Have you cracked your baking tools this winter? When you are ready to share your recipes and images with the rest of the world, remember that presentation is almost as important as taste. This is why we are breaking down the shutter speed for food photography, and seeing how to incorporate some action into your images.

CN-E 85mm Prime
Photo by ShareGrid / Unsplash

Why bother with shutter speed?

In food photography, you usually want to keep everything in mind, because food does not move on its own at all. So for traditional photography, you can just go for a faster shutter speed and be done with it. But to make a dramatic action shot, you need to understand what is happening with the shutter speed.

Taking a photo of a church
Photo by Patrick / Unsplash

The shutter speed of your camera determines how long the lens will open and therefore how much light is allowed into the camera, which in turn affects the captured image. The longer the lens opens and closes, the more light comes in. Additionally, the camera will capture any motion or motion that occurs during shutter closure. So you want a faster shutter speed when you're seeing something nice and crisp, but when you want to create a sense of speed, you can slow down the speed a bit. Everything stationary in the frame will appear nice and sharp, while anything in motion will be 'captured in action.'

Photoshop designs for fierce bloggers > https://creativemarket.com/NordWood
Photo by NordWood Themes / Unsplash

The faster the shutter speed, the clearer you can see in this breakdown.

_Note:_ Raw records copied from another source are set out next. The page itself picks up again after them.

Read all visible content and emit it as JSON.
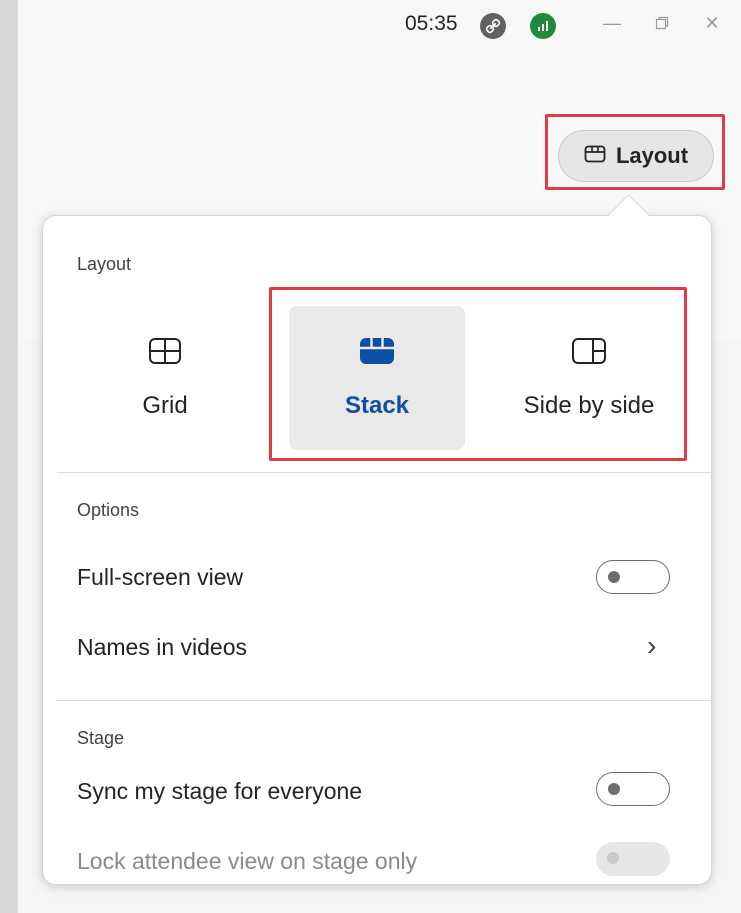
{
  "titlebar": {
    "time": "05:35"
  },
  "layout_button": {
    "label": "Layout"
  },
  "popup": {
    "layout_section": {
      "title": "Layout",
      "options": [
        {
          "label": "Grid",
          "icon": "grid-icon",
          "selected": false
        },
        {
          "label": "Stack",
          "icon": "stack-icon",
          "selected": true
        },
        {
          "label": "Side by side",
          "icon": "side-by-side-icon",
          "selected": false
        }
      ]
    },
    "options_section": {
      "title": "Options",
      "full_screen_label": "Full-screen view",
      "full_screen_on": false,
      "names_in_videos_label": "Names in videos"
    },
    "stage_section": {
      "title": "Stage",
      "sync_label": "Sync my stage for everyone",
      "sync_on": false,
      "lock_label": "Lock attendee view on stage only",
      "lock_on": false,
      "lock_disabled": true
    }
  },
  "colors": {
    "accent": "#0f4ea6",
    "highlight": "#e23b46",
    "signal": "#1f8a3a"
  }
}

Shutter speed is one of the important pillars of the exposure triangle, as the amount of time your camera is exposed to light will directly affect the lightness of your photo. To learn more in depth about how shutter speed affects and how aperture and ISO affect, be sure to read the entire guide to learn how to shoot manually here.

Film In The Desert
Photo by Jakob Owens / Unsplash

How to read shutter speed
Shutter speed is measured in fractions of a second. For example, when you want to take a picture for a hundredth of a second, you are shooting in 1 / 100s. On cameras, however, the shutter speed is displayed without variation, so it will read as the 100. '

If you shoot for more than a second, it will read as 1 "(for one second) or 2" for two seconds.

Food Photographer
Photo by Brooke Lark / Unsplash

It may not seem like a long time to take a picture, but when you're holding the camera by hand, try it and you'll see how much motion blur you catch (to be honest, it's a lot Going to do).

How to set your shutter speed?
When shooting by hand, it is important to choose a shutter speed that is sharp enough to ensure that your lines are not blurred. As a human being, it is still completely impossible. This is why there is a short-handed cheat code for shooting manually.

Photo by Benjamin Raffetseder / Unsplash

The shutter speed should be twice the length of your lens. So shooting with a fixed 50mm lens means that you should be shooting at least 1 / 100s.

However, when it comes to being creative, using a tripod is going to open up your realm of possibilities. Take a look at the photo above. Suppose you want to catch the chocolate being dropped on the cookies with motion blur like in the photo on the left.

Fujifilm X-T10 – Side View
Photo by Math / Unsplash

To achieve that effect, you will need to set up a tripod so that you are shooting at a 0 ° angle from the plate and make sure that your cookies are in focus before trying to capture the motion.